During this study, 139 patients were interviewed, with the percentage of female patients being higher than male patients, which is consistent with the fact that there are more female surgical patients in the hospital than male patients. The study participants were aged between 18 years to over 59 years with the highest percentage of patients being between 29-38 years ( 30.2%). This could be attributed to the respondents in the study area who were undergoing surgery in four units or departments (General surgery, Gynecology, obstetrics, and urology). A similar trend was observed in a study done by Mohammed Amir et al on surgical informed consent where the majority of the patients were aged between 25-35 years, therefore, the majority of surgical patients are in the younger age group (22).
The majority of the patients had varying levels of formal education and 29.5% of the patients had no formal education. Establishing the literacy level of patients during pre-operative counseling is important as patients may fail to understand the medical terminology often used by the physicians and anesthetists. If the patient has had little or no formal education, reading the written consent form may be difficult and this curtails on the patient's autonomy. Besides patients with less formal education are likely to be influenced by other people when deciding whether to proceed with the surgery or not, regardless of their knowledge of the procedure. A study by Mohammed Amir et al found that 81(58%) of patients did not read the consent form due to low literacy levels (22).
Regarding the type of surgical procedure, the majority of the patients interviewed were scheduled to undergo general surgery procedures 69(49.6%) while the least number of patients were scheduled to undergo urology procedures 18(12.9%). About 9 (6.5%) had their pre-operative counseling for surgery conducted by nursing staff in surgery. Health care professionals should introduce their name and role before taking the informed consent. However, about 122 (87.8%) of the patients did not know the medical practitioner who provided pre-operative counselling.
In our study setting, students and senior staffs may conduct pre-anesthetic counseling. When students conduct the informed consent, they are required to consult with the senior anesthetist supervising them.
A study that looked at the surgeons' and anesthetists' attitudes towards informed consent in the United Kingdom found that 97% of the surgeons agreed on informing the patient on the surgery, its risks and benefits and educating the patient on alternative treatment options (20). In the current study, about 68(48.9%) of the patients interviewed were informed of the benefits of surgery but only 78(56.1%) of the patients were informed of the possible complications that may arise following surgery. 65(46.8%) of the patients were not informed of the possible complications associated with the type of anesthesia to be administered. This may be due to the fear that disclosure of complications related to the procedure and anesthesia may increase the patients' anxiety levels and dissuade them from the surgery or the health care professional carrying out the counseling may be inadequately informed on what is required to be told to the patient.
A study on the surgeons' and anesthetists' attitudes towards informed consent conducted in the United Kingdom found that 50% of the surgeons and anesthetists felt that major risks with an incidence of >1 in 1000 or more should be disclosed to patients as part of the consent process. Seventy percent of both surgeons and anesthetists felt that minor risks with an incidence of >1 in 20 should be disclosed to the patient when obtaining consent (24).
During pre-operative counseling, patients should be informed on alternative forms of treatment, their risks, and benefits in addition to the proposed surgical procedure or type of anesthesia to be administered by the surgeon or anesthetist respectively. In this study, 66(47.5%) of the patients were informed of alternative forms of treatment for the elective surgery to be done. Of these patients, only 23 (16.5%) were informed about the benefits and possible complications of the alternative forms of treatment.

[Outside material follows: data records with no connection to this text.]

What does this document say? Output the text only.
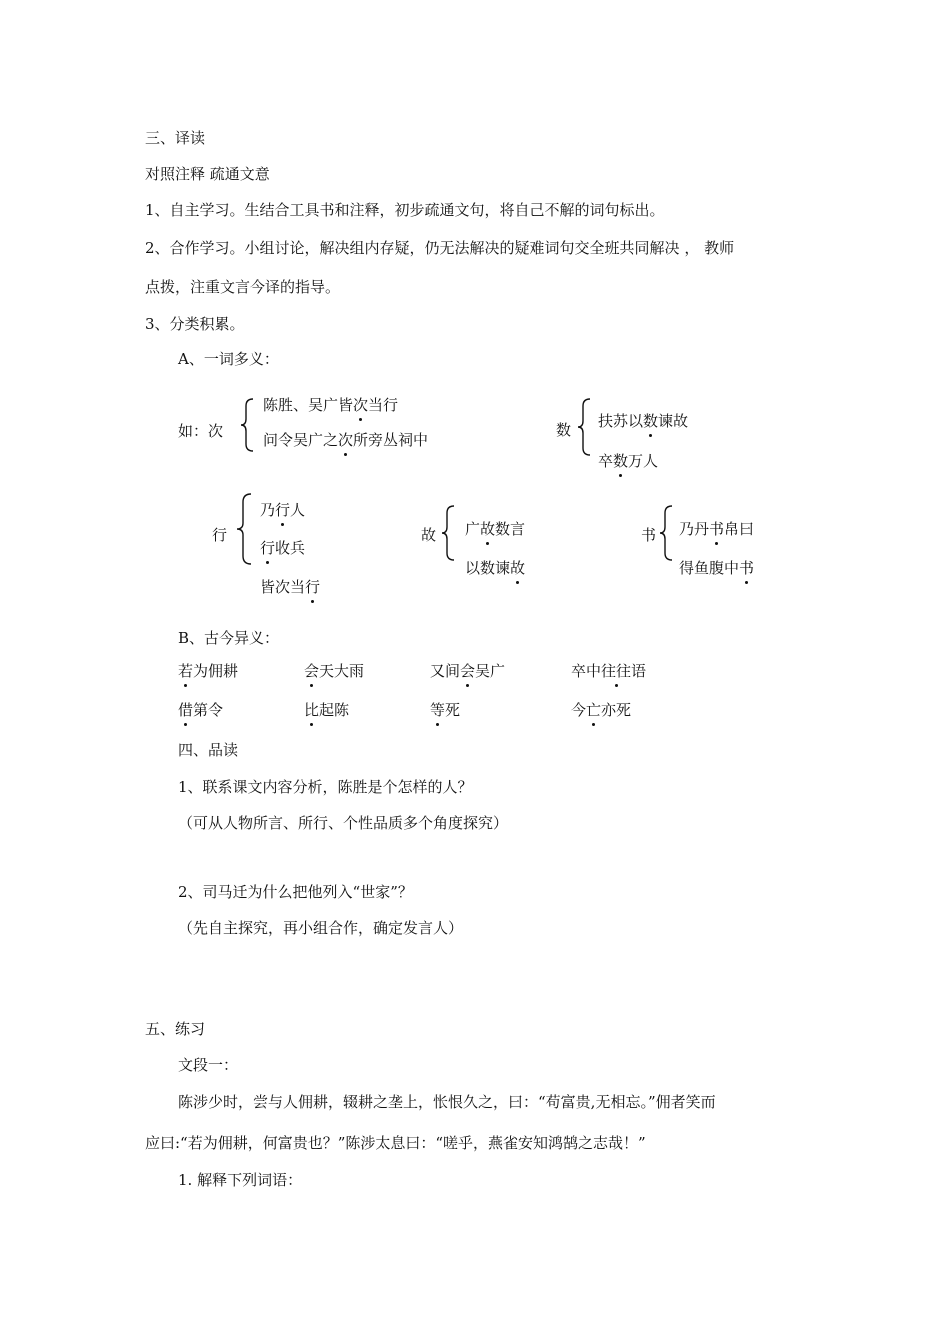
三、译读
对照注释 疏通文意
1、自主学习。生结合工具书和注释，初步疏通文句，将自己不解的词句标出。
2、合作学习。小组讨论，解决组内存疑，仍无法解决的疑难词句交全班共同解决 ， 教师
点拨，注重文言今译的指导。
3、分类积累。
A、一词多义：
如：次
陈胜、吴广皆次当行
问令吴广之次所旁丛祠中
数 扶苏以数谏故
卒数万人
行
乃行人
行收兵
皆次当行
故 广故数言
以数谏故
书 乃丹书帛曰
得鱼腹中书
B、古今异义：
若为佣耕	会天大雨	又间会吴广	卒中往往语
借第令	比起陈	等死	今亡亦死
四、品读
1、联系课文内容分析，陈胜是个怎样的人？
（可从人物所言、所行、个性品质多个角度探究）
2、司马迁为什么把他列入“世家”？
（先自主探究，再小组合作，确定发言人）
五、练习
文段一：
陈涉少时，尝与人佣耕，辍耕之垄上，怅恨久之，曰：“苟富贵,无相忘。”佣者笑而
应曰:“若为佣耕，何富贵也？”陈涉太息曰：“嗟乎，燕雀安知鸿鹄之志哉！”
1. 解释下列词语：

A study on the surgical informed consent in the Royal Sussex County Hospital in the United Kingdom by White and Walton et al showed that the factors that affect the amount of information conveyed to the patient during the consent process included patient's age, level of education, inquisitiveness and complexity of the procedure (24).
Once information regarding the proposed form of treatment has been relayed, patients should be accorded the opportunity to have their questions answered. This also helps in assessing the patient's level of understanding of the information provided and also assesses the patient's level of satisfaction with the consent process. In this study, the patients' perception of satisfaction appears to be dependent upon engagement in the discussion and decision-making rather than a complete understanding of the information being provided.
In our study, about 75 (54%) of the patients stated that they understood all the information provided and 114(82%) of the patients stated that they were satisfied with the consent process. A similar trend was observed in a study conducted in Pakistan on informed consent for surgical patient where despite the poor understanding of the information and other inadequacies, the majority of the patients 130 (93.5%) still felt satisfied with the process of informed consent (22).
This study is the first study in the area in providing information on the practice of obtaining informed consent, although the study has certain limitations like smaller sample size and a single-institution study.